Im Klausnergewand war Reineke zu dem Klosterhof gekommen,
auf welchem Henning mit den Seinigen wohnte, und hatte ihn
durch die Meldung, daß der König Landfrieden geboten habe, ins
Freie gelockt. Nachdem er ihm dann das beste seiner Kinder ge¬
raubt, war er in der Folge noch öfter zurückgekehrt und hatte
nach und nach fünfzehn von Hennings Söhnen und Töchtern
erwürgt, zuletzt seine Lieblingstochter Kratzefuß, deren Leichnam
die Hunde des Klosterhofes mit vieler Mühe dem Räuber abgejagt
hatten.
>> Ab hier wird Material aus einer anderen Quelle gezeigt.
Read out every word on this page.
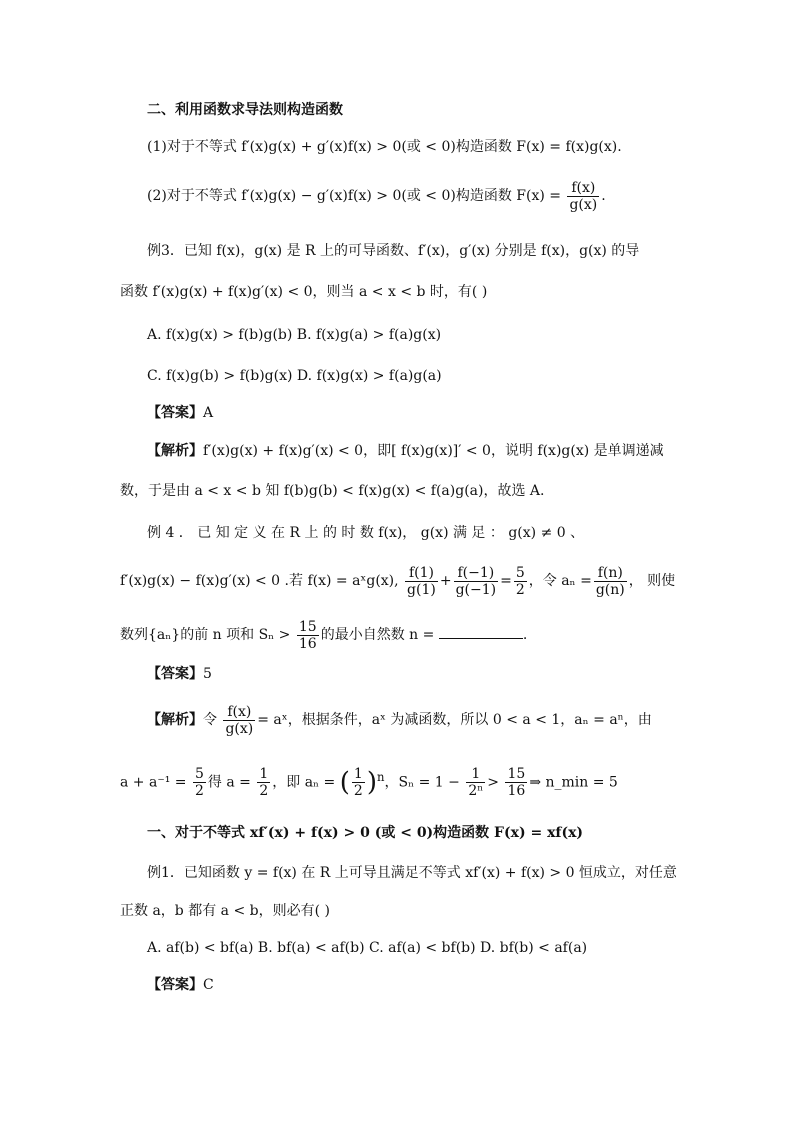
二、利用函数求导法则构造函数
(1)对于不等式 f′(x)g(x) + g′(x)f(x) > 0(或 < 0)构造函数 F(x) = f(x)g(x).
(2)对于不等式 f′(x)g(x) − g′(x)f(x) > 0(或 < 0)构造函数 $F(x) = \frac{f(x)}{g(x)}$ .
例3．已知 f(x)，g(x) 是 R 上的可导函数、f′(x)，g′(x) 分别是 f(x)，g(x) 的导
函数 f′(x)g(x) + f(x)g′(x) < 0，则当 a < x < b 时，有( )
A. f(x)g(x) > f(b)g(b) B. f(x)g(a) > f(a)g(x)
C. f(x)g(b) > f(b)g(x) D. f(x)g(x) > f(a)g(a)
【答案】A
【解析】f′(x)g(x) + f(x)g′(x) < 0，即[ f(x)g(x)]′ < 0，说明 f(x)g(x) 是单调递减
数，于是由 a < x < b 知 f(b)g(b) < f(x)g(x) < f(a)g(a)，故选 A.
例 4 ． 已 知 定 义 在 R 上 的 时 数 f(x)， g(x) 满 足 ： g(x) ≠ 0 、
f′(x)g(x) − f(x)g′(x) < 0 .若 f(x) = aˣg(x), $\frac{f(1)}{g(1)} + \frac{f(-1)}{g(-1)} = \frac{5}{2}$ ，令 $a_n = \frac{f(n)}{g(n)}$ ， 则使
数列{aₙ}的前 n 项和 $S_n > \frac{15}{16}$ 的最小自然数 n =	.
【答案】5
【解析】令 $\frac{f(x)}{g(x)}$ = aˣ，根据条件，aˣ 为减函数，所以 0 < a < 1，aₙ = aⁿ，由
$a + a^{-1} = \frac{5}{2}$ 得 $a = \frac{1}{2}$ ，即 aₙ = ( $\frac{1}{2} )^n$，$S_n = 1 - \frac{1}{\text{2ⁿ}} > \frac{15}{16}$ ⇒ n_min = 5
一、对于不等式 xf′(x) + f(x) > 0 (或 < 0)构造函数 F(x) = xf(x)
例1．已知函数 y = f(x) 在 R 上可导且满足不等式 xf′(x) + f(x) > 0 恒成立，对任意
正数 a，b 都有 a < b，则必有( )
A. af(b) < bf(a) B. bf(a) < af(b) C. af(a) < bf(b) D. bf(b) < af(a)
【答案】C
Da ergrimmte der König über die Maßen und beschloß,
Reineke vor sein Gericht zu laden. Braun der Bär sollte ihm
die Botschaft bringen. „Seid aber klug und weise," mahnte der
König. „Denn Reineke ist voller Falschheit und an Ränken reich.
Hütet Euch vor seiner List! An Versuchen, Euch zu belügen und
zu betrügen, wird es gewiß nicht fehlen."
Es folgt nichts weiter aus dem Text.